Na verdade, o que interessa de forma mais imediata é a utilização de alguma outra referência de conta para a realização das trocas comerciais entre o Brasil e a Argentina, bem como entre os demais países do Mercosul. A utilização do dólar em tais operações tem sido muito criticada, mas já existe uma alternativa para denominar as exportações e importações entre os países do bloco econômico regional. Como muito bem apontado por David Deccache, trata-se do Sistema de Pagamentos em Moeda Local (SML), em operação desde 2008, e que permite a realização de operações de comércio exterior entre países do bloco sem a intermediação do dólar.

 (…) “O Sistema de Pagamentos em Moeda Local (SML) é um sistema de pagamento internacional administrado pelo Banco Central do Brasil em parceria com os bancos centrais da Argentina, Uruguai e Paraguai. Ele permite que pagamentos e recebimentos sejam efetuados diretamente em reais, sem a necessidade de moeda intermediária, como o dólar, dispensando, assim, o contrato de câmbio.” (…) (GN)

Apesar de todas as grandes mudanças na estrutura da geopolítica comercial, a Argentina se mantém ainda como um dos principais parceiros comerciais do Brasil, estando apenas atrás da China e dos Estados Unidos. Em 2022, observou-se uma recuperação das atividades comerciais realizadas entre o Brasil e seu vizinho. O total de exportações atingiu US$ 15,3 bi e as importações foram de US$ 13,1 bi. Assim, o total do fluxo comercial chegou a US$ 28,4 bi ao longo do ano passado, representando quase 5% do total das trocas comerciais realizadas pelo Brasil com o resto do mundo.

A importância estratégica da Argentina como parceira comercial do Brasil deve merecer todas as atenções do governo brasileiro para potencializar essa relação econômica e também oferecer as vantagens para que dela se beneficiem os demais membros do bloco comercial no interior da América do Sul. Afinal, as relações com a Argentina representam isoladamente 70% do total das trocas comerciais do Brasil com todo o Mercosul. No entanto, não se deve tirar o foco da busca por aperfeiçoamento dos mecanismos para incentivar e buscar garantias para o incremento das exportações e importações entre os dois países e também no interior do bloco.

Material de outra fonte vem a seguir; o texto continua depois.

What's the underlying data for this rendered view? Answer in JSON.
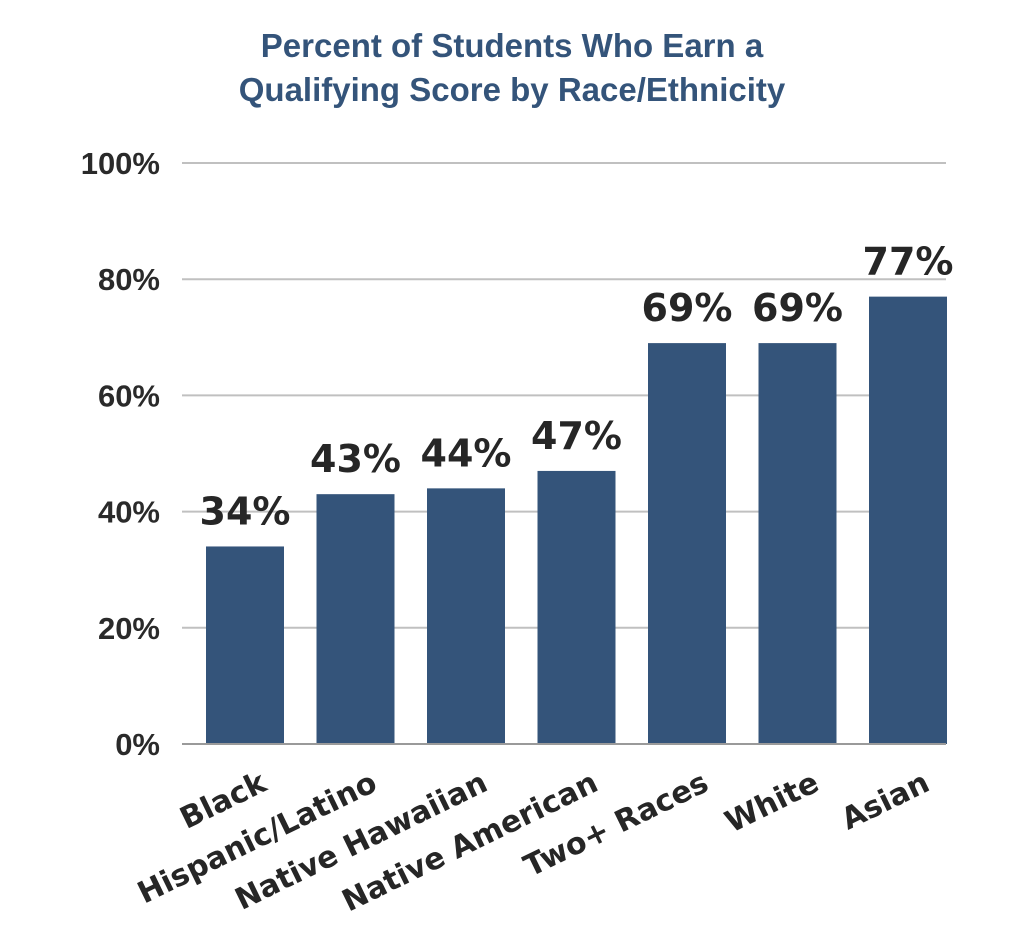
{
  "chart_data": {
    "type": "bar",
    "title_lines": [
      "Percent of Students Who Earn a",
      "Qualifying Score by Race/Ethnicity"
    ],
    "categories": [
      "Black",
      "Hispanic/Latino",
      "Native Hawaiian",
      "Native American",
      "Two+ Races",
      "White",
      "Asian"
    ],
    "values": [
      34,
      43,
      44,
      47,
      69,
      69,
      77
    ],
    "value_labels": [
      "34%",
      "43%",
      "44%",
      "47%",
      "69%",
      "69%",
      "77%"
    ],
    "yticks": [
      0,
      20,
      40,
      60,
      80,
      100
    ],
    "ytick_labels": [
      "0%",
      "20%",
      "40%",
      "60%",
      "80%",
      "100%"
    ],
    "ylim": [
      0,
      100
    ],
    "xlabel": "",
    "ylabel": "",
    "grid": true,
    "bar_color": "#34547a",
    "grid_color": "#c0c0c0"
  }
}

“Moeda única” não ajuda o debate atual

Chamar a atenção no momento atual para a questão da moeda única não contribui para esse debate e colabora para a criação de obstáculos por meio dos “especialistas” da grande imprensa. Eles estão sempre à procura de algum detalhe marginal para conferir destaque e assim ofuscar os avanços representados pela inciativa proporcionada pelo governo Lula em sua estratégia do necessário fortalecimento da integração regional. A questão é tão complexa que qualquer ideia aparentemente inovadora cabe no modelo ainda indefinido. Tanto que o ex-ministro Paulo Guedes chegou a publicar um artigo em 2008, sugerindo a criação de uma moeda única latino-americana (sic), lastreada no peso argentino e no real brasileiro, como um caminho para o crescimento regional. O ex-superministro deve ter se arrependido do texto mencionado, mas isso serve como exemplo de que a moeda única não pode ser vista como panaceia e muito menos para desviar a atenção das tarefas fundamentais da atual conjuntura.